Francesco Fasulo, capogruppo consiliare di Forza Italia, ha depositato una mozione che impegna il consiglio comunale ad approvare l’adesione del Comune alla definizione agevolata dei carichi fiscali, la cosiddetta "rottamazione degli enti territoriali". La norma permette ai Comuni di consentire a cittadini e imprese di chiudere i debiti tributari e non iscritti a ruolo dal 2000 al 2023 versando il solo capitale, gli interessi di legge e le spese di notifica, con stralcio integrale di sanzioni, interessi di mora e aggi di riscossione. Per le multe stradali, lo stralcio opera su interessi e aggio. Il pagamento può essere dilazionato fino a 54 rate bimestrali in 9 anni, con un tasso agevolato del 3%.

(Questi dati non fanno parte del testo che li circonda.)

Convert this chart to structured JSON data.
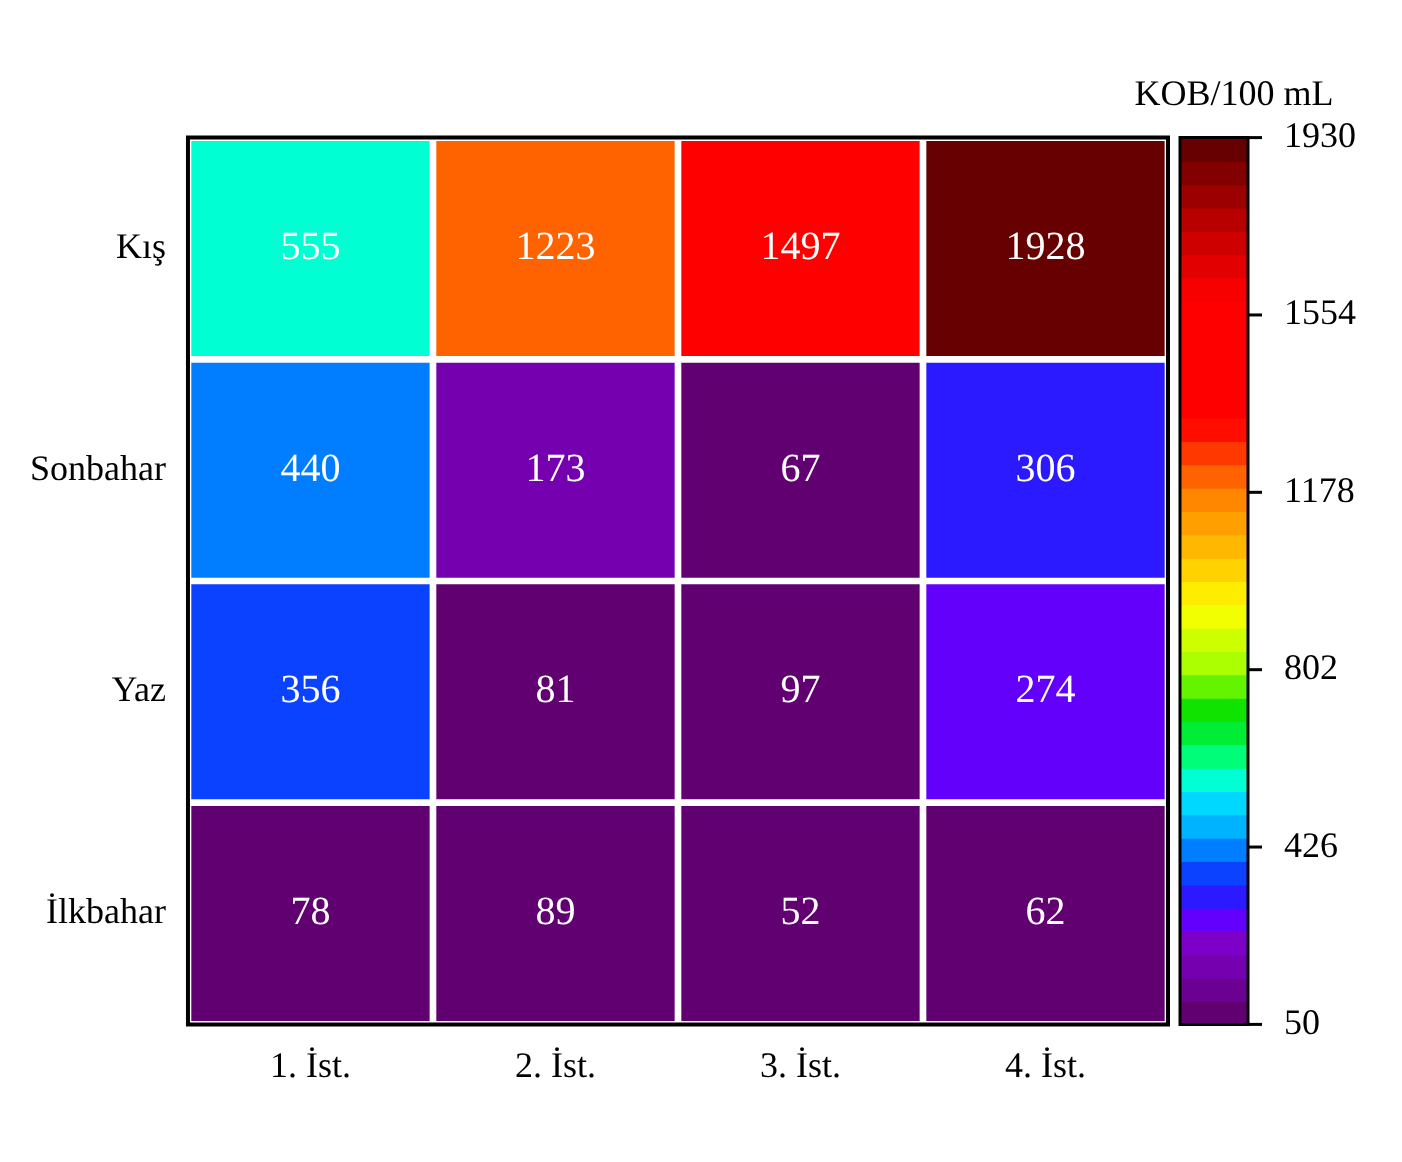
{
  "chart_data": {
    "type": "heatmap",
    "clabel": "KOB/100 mL",
    "categories": [
      "1. İst.",
      "2. İst.",
      "3. İst.",
      "4. İst."
    ],
    "y_categories": [
      "Kış",
      "Sonbahar",
      "Yaz",
      "İlkbahar"
    ],
    "cells": [
      [
        555,
        1223,
        1497,
        1928
      ],
      [
        440,
        173,
        67,
        306
      ],
      [
        356,
        81,
        97,
        274
      ],
      [
        78,
        89,
        52,
        62
      ]
    ],
    "clim": [
      50,
      1930
    ],
    "cticks": [
      50,
      426,
      802,
      1178,
      1554,
      1930
    ],
    "data_labels": true
  }
}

"Questa amministrazione ha un’occasione d’oro per dimostrare di saper governare nell’interesse dei cittadini – dice Fasulo – La rottamazione non costa un euro al bilancio comunale, ma, al contrario, porta liquidità immediata trasformando crediti che oggi sono carta straccia in risorse vere per i servizi". La mozione, spiega ancora il capogruppo di Forza Italia, va approvata entro il 30 giugno 2026: "Un tempo più che sufficiente per una decisione che non presenta alcuna controindicazione tecnica o finanziaria". Se il Comune aderirà, i debitori potranno presentare domanda dal 16 settembre al 31 ottobre 2026 tramite il sito dell’agente della riscossione. Il piano di rientro fino a 9 anni rappresenta, spiega Fasulo, una misura di respiro per l’intero tessuto economico assisiate: "Parliamo di artigiani, commercianti, albergatori, ristoratori. Gente che si alza ogni mattina e produce ricchezza per questa città e che da anni è schiacciata da cartelle esattoriali lievitate per sanzioni e interessi di mora che spesso superano di tre o quattro volte il debito originario."